Within the family of the Catholic Church, there are currently 25 different “rites”, and the “Roman” Catholic, or the “Latin” rite, is only one of them. All of these are united under one Pope, who happens to be of the Latin rite.
The proper distinction is therefore not different “churches”, but different “rites”.
The word “rite” refers to the ritual and liturgies. We have to remember that in the early Church, they did not have email or telephone, and communication and transportation were often disrupted for long periods of time due to wars and unrest. The early Church also did not already have a standardized way to celebrate Mass or perform baptism etc. In fact, they often had to start from bits and pieces. As a result, different locale would have to develop their own custom of worship, sacraments and prayer, using their own local languages and culture. In the East especially, since most of the early Church thinkers were from that area, each local community would typically embrace the liturgy developed by their heroes. So the Coptics Egyptians would embrace St. Athanasius’ liturgy, while the Greeks would embrace St. Basil and St. John Chrysostom, the Melkite and Maronite would have their own. Those evangelized in Kerala, India by St. Thomas, being so far away, would develop something quite distinct. As well, each distinct locale would also use their own language and expression, their own way to celebrate and their music.
If you get a chance, visit your local Greek Catholic or Maronite Catholic Church and participate in their Sunday liturgy. You will quickly notice how different it is, but at the same time how similar. The rituals are different, but it is the same liturgy: same structure, same contents, same Church, same Pope.
As you probably have figured out now, we Roman Catholics are free to share in the liturgies and sacraments of the Catholics of other rites.

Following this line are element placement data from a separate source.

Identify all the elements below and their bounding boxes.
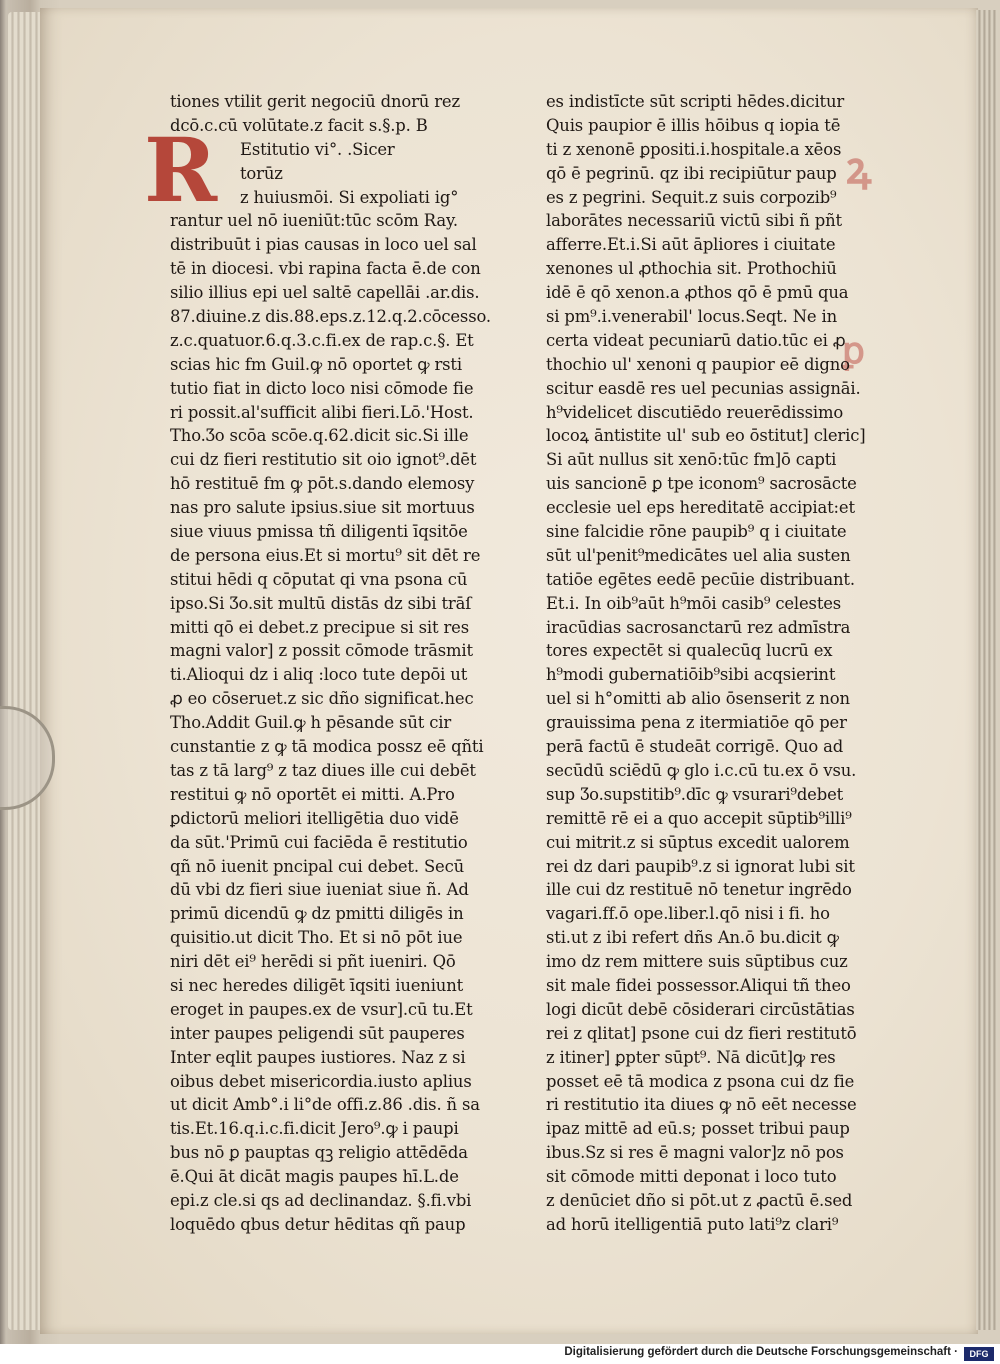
text-line: tores expectēt si qualecūq lucrū ex [546, 641, 833, 661]
text-line: cui dz fieri restitutio sit oio ignot⁹.dēt [170, 450, 477, 470]
text-line: qñ nō iuenit pncipal cui debet. Secū [170, 856, 465, 876]
text-line: hō restituē fm ꝙ pōt.s.dando elemosy [170, 474, 475, 494]
text-line: cui mitrit.z si sūptus excedit ualorem [546, 832, 850, 852]
text-line: tē in diocesi. vbi rapina facta ē.de con [170, 259, 481, 279]
text-line: z huiusmōi. Si expoliati ig° [240, 187, 459, 207]
text-line: tis.Et.16.q.i.c.fi.dicit Jero⁹.ꝙ i paupi [170, 1119, 459, 1139]
text-line: bus nō ꝑ pauptas qꝫ religio attēdēda [170, 1143, 468, 1163]
text-line: imo dz rem mittere suis sūptibus cuz [546, 952, 848, 972]
text-line: grauissima pena z itermiatiōe qō per [546, 713, 847, 733]
text-line: eroget in paupes.ex de vsur].cū tu.Et [170, 999, 473, 1019]
text-line: de persona eius.Et si mortu⁹ sit dēt re [170, 545, 481, 565]
text-line: sine falcidie rōne paupib⁹ q i ciuitate [546, 522, 847, 542]
text-line: tiones vtilit gerit negociū dnorū rez [170, 92, 460, 111]
text-line: perā factū ē studeāt corrigē. Quo ad [546, 737, 844, 757]
text-line: idē ē qō xenon.a ꝓthos qō ē pmū qua [546, 283, 849, 303]
text-line: ri restitutio ita diues ꝙ nō eēt necesse [546, 1095, 857, 1115]
text-line: Tho.Ʒo scōa scōe.q.62.dicit sic.Si ille [170, 426, 469, 446]
text-line: locoꝝ āntistite ul' sub eo ōstitut] cleric] [546, 426, 866, 446]
text-line: 87.diuine.z dis.88.eps.z.12.q.2.cōcesso. [170, 307, 491, 327]
text-line: sit cōmode mitti deponat i loco tuto [546, 1167, 837, 1187]
text-line: epi.z cle.si qs ad declinandaz. §.fi.vbi [170, 1190, 472, 1210]
text-line: xenones ul ꝓthochia sit. Prothochiū [546, 259, 837, 279]
text-line: z denūciet dño si pōt.ut z ꝓactū ē.sed [546, 1190, 853, 1210]
text-line: es indistīcte sūt scripti hēdes.dicitur [546, 92, 845, 111]
text-column-left [170, 90, 520, 1237]
text-line: Si aūt nullus sit xenō:tūc fm]ō capti [546, 450, 837, 470]
text-line: iracūdias sacrosanctarū rez admīstra [546, 617, 851, 637]
text-line: ad horū itelligentiā puto lati⁹z clari⁹ [546, 1214, 839, 1234]
bleed-through-mark: ꝝ [846, 143, 872, 194]
text-line: tutio fiat in dicto loco nisi cōmode fie [170, 378, 474, 398]
text-line: rantur uel nō iueniūt:tūc scōm Ray. [170, 211, 458, 231]
text-line: nas pro salute ipsius.siue sit mortuus [170, 498, 475, 518]
text-line: rei dz dari paupib⁹.z si ignorat lubi sit [546, 856, 855, 876]
text-line: ecclesie uel eps hereditatē accipiat:et [546, 498, 855, 518]
text-column-right [546, 90, 876, 1237]
text-line: siue viuus pmissa tñ diligenti īqsitōe [170, 522, 468, 542]
footer-bar [0, 1344, 1000, 1364]
text-line: Quis paupior ē illis hōibus q iopia tē [546, 115, 841, 135]
text-line: si pm⁹.i.venerabil' locus.Seqt. Ne in [546, 307, 838, 327]
text-line: logi dicūt debē cōsiderari circūstātias [546, 999, 855, 1019]
text-line: h⁹modi gubernatiōib⁹sibi acqsierint [546, 665, 836, 685]
text-line: mitti qō ei debet.z precipue si sit res [170, 617, 469, 637]
text-line: dcō.c.cū volūtate.z facit s.§.p. B [170, 115, 428, 135]
text-line: loquēdo qbus detur hēditas qñ paup [170, 1214, 466, 1234]
text-line: restitui ꝙ nō oportēt ei mitti. A.Pro [170, 784, 455, 804]
text-line: uel si h°omitti ab alio ōsenserit z non [546, 689, 850, 709]
text-line: z.c.quatuor.6.q.3.c.fi.ex de rap.c.§. Et [170, 330, 474, 350]
text-line: rei z qlitat] psone cui dz fieri restitutō [546, 1023, 857, 1043]
text-line: niri dēt ei⁹ herēdi si pñt iueniri. Qō [170, 952, 456, 972]
text-line: sti.ut z ibi refert dñs An.ō bu.dicit ꝙ [546, 928, 839, 948]
text-line: Estitutio vi°. .Sicer [240, 139, 395, 159]
text-line: Et.i. In oib⁹aūt h⁹mōi casib⁹ celestes [546, 593, 842, 613]
text-line: oibus debet misericordia.iusto aplius [170, 1071, 472, 1091]
text-line: qō ē pegrinū. qz ibi recipiūtur paup [546, 163, 837, 183]
page-stack-right [976, 10, 998, 1330]
text-line: ti z xenonē ꝑpositi.i.hospitale.a xēos [546, 139, 842, 159]
text-line: ipaz mittē ad eū.s; posset tribui paup [546, 1119, 850, 1139]
text-line: primū dicendū ꝙ dz pmitti diligēs in [170, 904, 464, 924]
text-line: sūt ul'penit⁹medicātes uel alia susten [546, 545, 851, 565]
text-line: scias hic fm Guil.ꝙ nō oportet ꝙ rsti [170, 354, 462, 374]
text-line: magni valor] z possit cōmode trāsmit [170, 641, 473, 661]
text-line: stitui hēdi q cōputat qi vna psona cū [170, 569, 468, 589]
text-line: vagari.ff.ō ope.liber.l.qō nisi i fi. ho [546, 904, 830, 924]
text-line: quisitio.ut dicit Tho. Et si nō pōt iue [170, 928, 463, 948]
text-line: ibus.Sz si res ē magni valor]z nō pos [546, 1143, 844, 1163]
text-line: ipso.Si Ʒo.sit multū distās dz sibi trāſ [170, 593, 472, 613]
text-line: certa videat pecuniarū datio.tūc ei ꝓ [546, 330, 846, 350]
text-line: ut dicit Amb°.i li°de offi.z.86 .dis. ñ sa [170, 1095, 480, 1115]
text-line: silio illius epi uel saltē capellāi .ar.dis. [170, 283, 480, 303]
text-line: secūdū sciēdū ꝙ glo i.c.cū tu.ex ō vsu. [546, 760, 857, 780]
rubricated-initial: R [144, 118, 218, 222]
text-line: tas z tā larg⁹ z taz diues ille cui debēt [170, 760, 476, 780]
text-line: da sūt.'Primū cui faciēda ē restitutio [170, 832, 468, 852]
text-line: ille cui dz restituē nō tenetur ingrēdo [546, 880, 852, 900]
text-line: uis sancionē ꝑ tpe iconom⁹ sacrosācte [546, 474, 857, 494]
text-line: sup Ʒo.supstitib⁹.dīc ꝙ vsurari⁹debet [546, 784, 844, 804]
text-line: ē.Qui āt dicāt magis paupes hī.L.de [170, 1167, 459, 1187]
text-line: tatiōe egētes eedē pecūie distribuant. [546, 569, 855, 589]
text-line: cunstantie z ꝙ tā modica possz eē qñti [170, 737, 484, 757]
text-line: ri possit.al'sufficit alibi fieri.Lō.'Host. [170, 402, 474, 422]
text-line: ꝓ eo cōseruet.z sic dño significat.hec [170, 689, 474, 709]
text-line: sit male fidei possessor.Aliqui tñ theo [546, 975, 851, 995]
text-line: scitur easdē res uel pecunias assignāi. [546, 378, 861, 398]
bleed-through-mark: ꝑ [842, 330, 865, 372]
text-line: inter paupes peligendi sūt pauperes [170, 1023, 465, 1043]
text-line: h⁹videlicet discutiēdo reuerēdissimo [546, 402, 844, 422]
text-line: ꝑdictorū meliori itelligētia duo vidē [170, 808, 459, 828]
text-line: es z pegrini. Sequit.z suis corpozib⁹ [546, 187, 837, 207]
text-line: Inter eqlit paupes iustiores. Naz z si [170, 1047, 466, 1067]
text-line: thochio ul' xenoni q paupior eē digno [546, 354, 850, 374]
text-line: ti.Alioqui dz i aliq :loco tute depōi ut [170, 665, 468, 685]
text-line: distribuūt i pias causas in loco uel sal [170, 235, 477, 255]
text-line: afferre.Et.i.Si aūt āpliores i ciuitate [546, 235, 836, 255]
text-line: si nec heredes diligēt īqsiti iueniunt [170, 975, 464, 995]
funding-notice: Digitalisierung gefördert durch die Deutsche Forschungsgemeinschaft · [564, 1346, 958, 1358]
text-line: Tho.Addit Guil.ꝙ h pēsande sūt cir [170, 713, 452, 733]
text-line: laborātes necessariū victū sibi ñ pñt [546, 211, 842, 231]
text-line: posset eē tā modica z psona cui dz fie [546, 1071, 855, 1091]
dfg-logo: DFG [964, 1347, 994, 1361]
text-line: dū vbi dz fieri siue iueniat siue ñ. Ad [170, 880, 469, 900]
text-line: z itiner] ꝑpter sūpt⁹. Nā dicūt]ꝙ res [546, 1047, 836, 1067]
text-line: remittē rē ei a quo accepit sūptib⁹illi⁹ [546, 808, 852, 828]
text-line: torūz [240, 163, 283, 183]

These Catholics of other rites are often called the “Eastern Churches”, since they are from communities east of Rome. This is common but not very accurate any more, since they also include the far east rites in India, the NE rite of Russia, Ukraine, and many of these are now diaspora communities with their own development all over the world. And lately, we have the rite of the Anglican Ordinariates which is west of Rome…
As to the Orthodox Church, we need to know some history. When the Orthodox Church and the Roman Catholic Church officially separated from each other in 1054, their only significant divergence was only the disagreement on the authority of the pope over other metropolitan bishops, and some obscure theological perspective that only few people understand. However, all of the non-latin rites, with the only exception of the Maronite rite, left the Catholic Church. The current Eastern rite churches were brought back through the valiant saintly effort of St. Josaphat, who single-handedly convinced some of each of the eastern rites to return to obedience under the Pope. And as a result he suffered martyrdom.
Since the 20th century, there has been a steady effort to restore relationship with the Orthodox Church, to the extent that currently the Catholic Church has allowed its members to receive sacraments from the Orthodox Church, and to provide sacraments to Orthodox believers if they request them. Although on their part some Orthodox bishops and priests would not allow us to receive Communion from them, it is still a huge step toward full inter-communion.